Une pièce est produite au débat parce que la partie qui la produit estime que cette pièce établit ou concourt à établir la réalité d’un fait concluant.

La production des pièces intéresse les rapports entre la partie et le juge parce que c’est aux juges que doivent être apportés les éléments de preuve « , a-t-il noté.

Respectueux des textes, Jérôme Kitoko a rappelé que l’article 77 de la loi sur le barreau fixe le régime de restitution des pièces, selon que celles-ci ont été remises à l’avocat par une partie sur décharge ou encore obtenues aux diligences de l’avocat et ce, pour éviter les conflits d’intérêts.

Information du défendeur

Jérôme Kitoko a expliqué qu’il est de principe reconnu à travers plusieurs législations que  » nulle partie ne peut être jugée sans avoir été entendue ou appelée « . Le juge doit avant de procéder, vérifier si le demandeur (celui qui provoque le procès) a informé le défendeur (celui contre qui le procès est intenté) de l’action introduite contre lui.

le Premier président a fait savoir que pour permettre au défendeur d’être à même de se défendre, le juge, dans son pouvoir de contrôle consistant à l’observance du délai et de la forme de notification, veillera à ce que ce dernier ait un temps destiné à lui permettre de s’organiser.

Il devra vérifier si le demandeur a communiqué les motifs de son action, afin que le défendeur puisse préparer sa défense. Enfin, il devra vérifier si le défendeur a été informé de la date et du lieu du procès, afin d’être présent en temps et en heure pour se défendre.

Le magistrat a signalé qu’il y a lieu de noter que lorsque le défendeur n’est pas correctement informé de la procédure à son encontre, le juge devra annuler ladite procédure en se déclarant non saisi ou mieux que la cause n’est pas en état d’être jugée ;ceci appelle deux observations qui nécessitent des éclaircissements quant au principe d’être entendu ou d’être appelé.

Jérôme Kitoko Kimpele a affirmé qu’en principe, la volonté du législateur est que le défendeur soit appelé pour être entendu, mais les droits de la défense sont respectés dès lors que conformément aux normes, le défendeur a été appelé car appelé à être entendu, libre à lui de venir participer ou non au procès et dans cette dernière hypothèse, il supportera seul les conséquences de son abstention volontaire.

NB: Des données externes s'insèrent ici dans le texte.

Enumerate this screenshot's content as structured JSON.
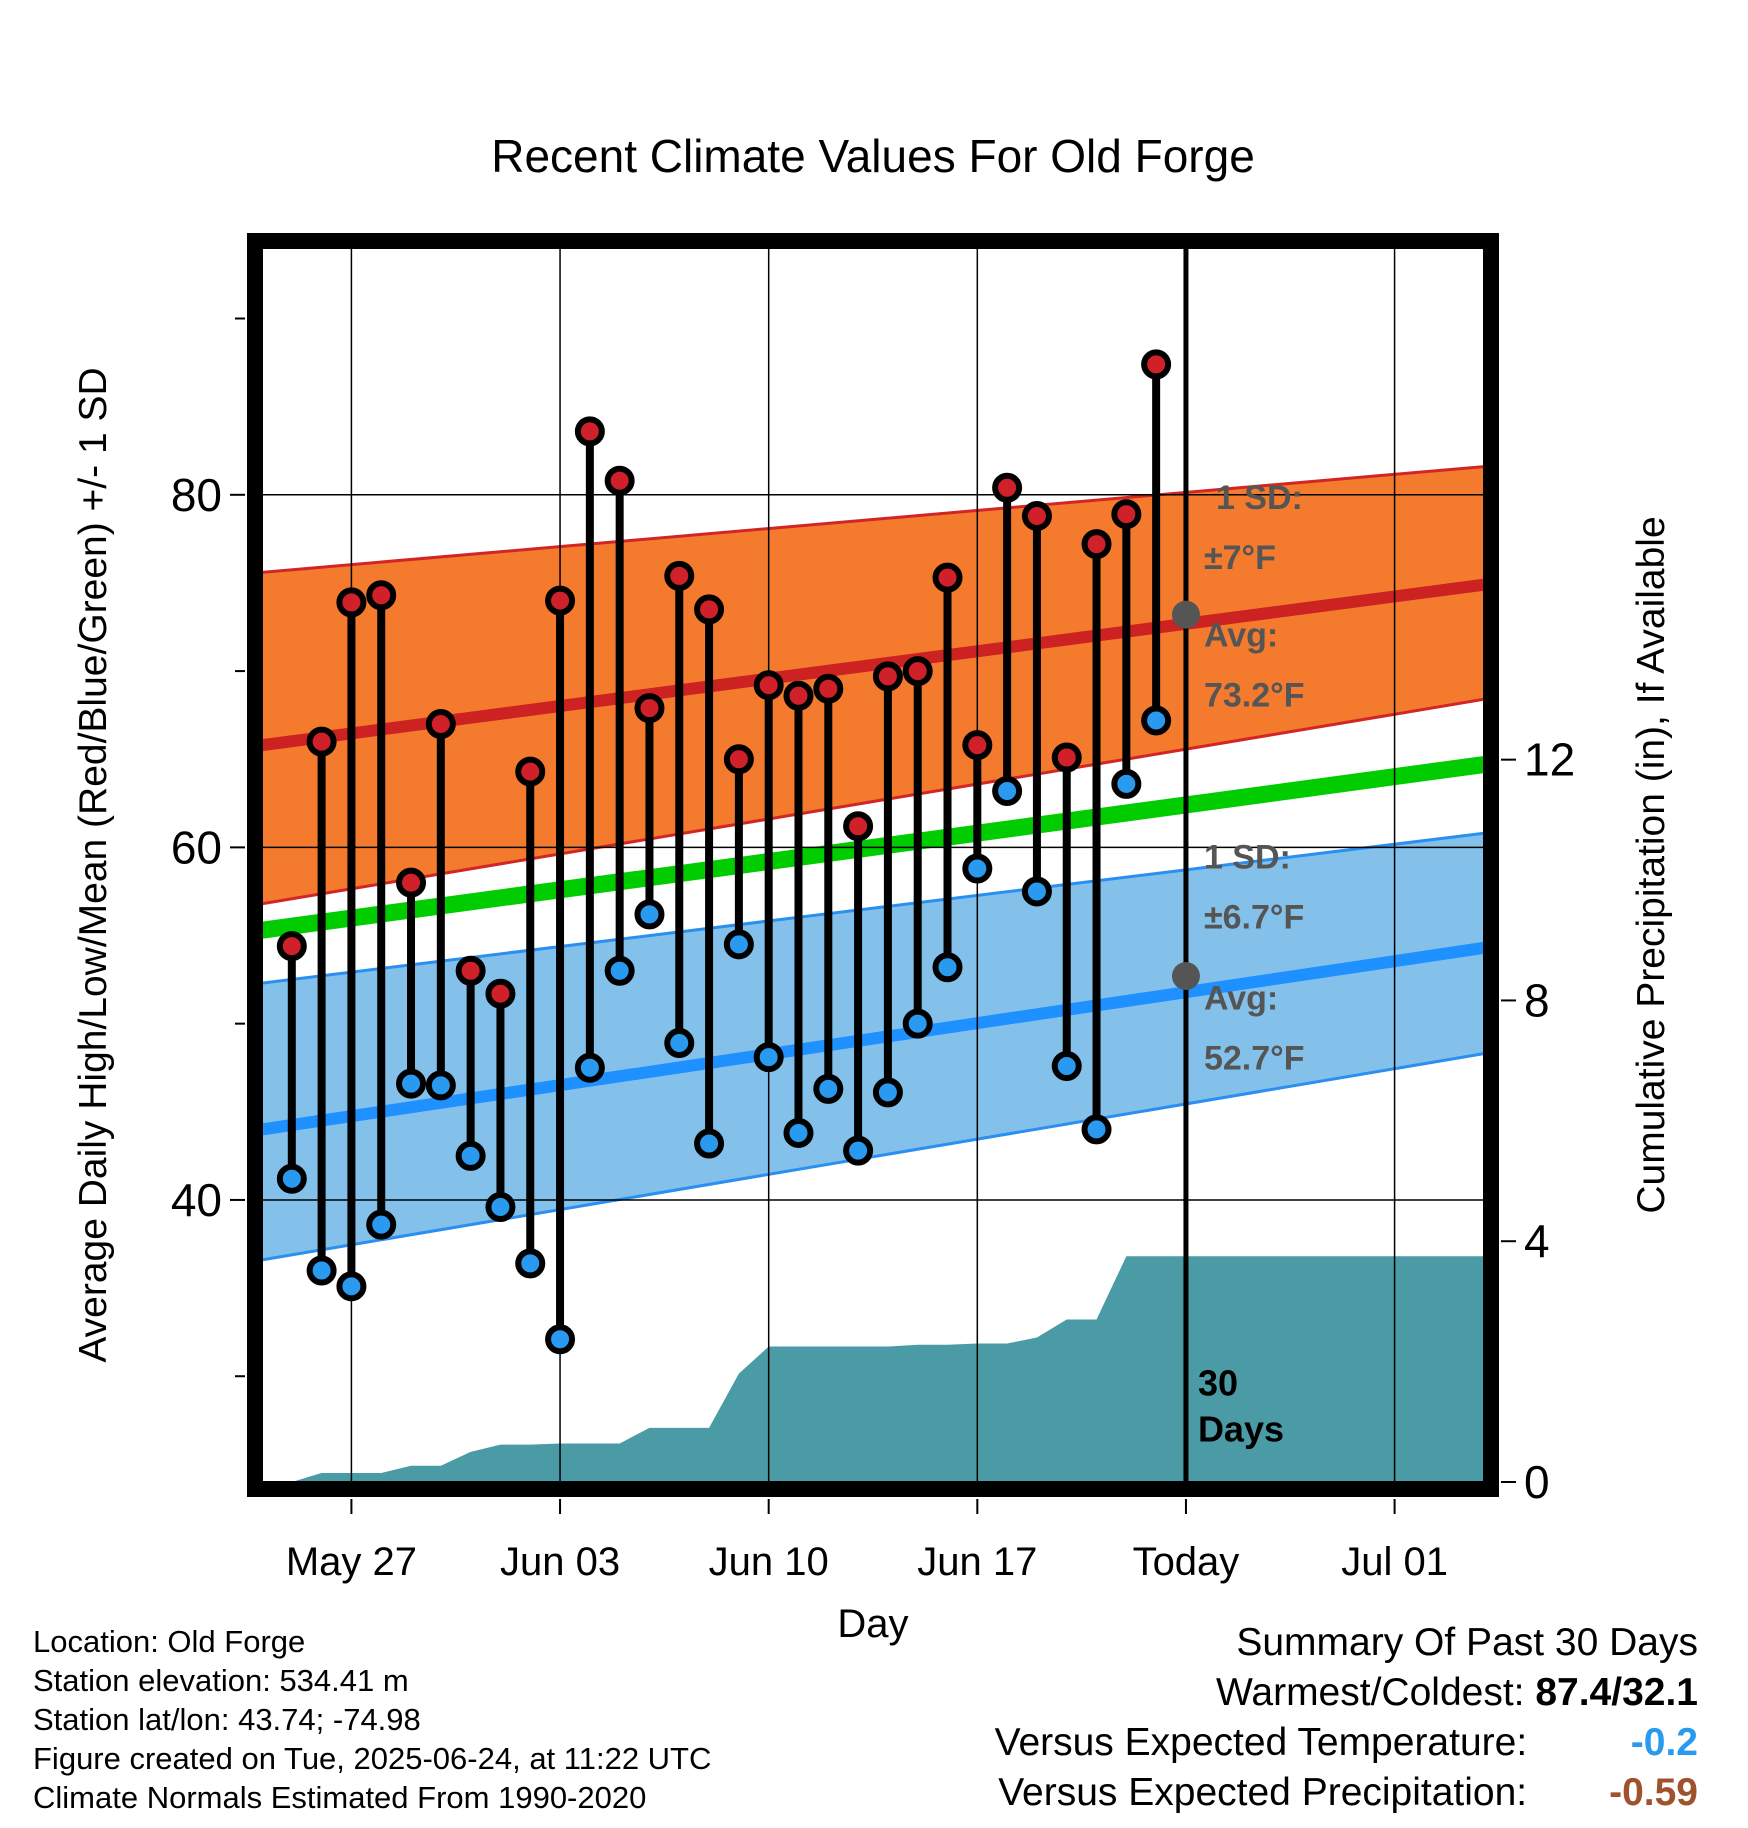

Pour lui ce qu’il y a lieu de retenir, c’est qu’il ne peut pas y avoir une prime à la mauvaise foi lorsqu’un défendeur par son abstention ou un collectif d’avocats par son retrait du prétoire voudrait paralyser le cours d’un procès.Deuxièmement, lorsque le défendeur fait défaut alors qu’il a été informé de demandes ou accusation formulées contre lui, le juge en tire les conséquences conformément à la loi à l’instar du droit canadien invoqué plus loin.

Dans sa conclusion, le Patron de la Cour Suprême de Justice recommande aux barreaux et aux corps de défenseurs judiciaires d’interpeller sévèrement ces derniers sur des abus fustigés dans l’exercice de leur droit de défense.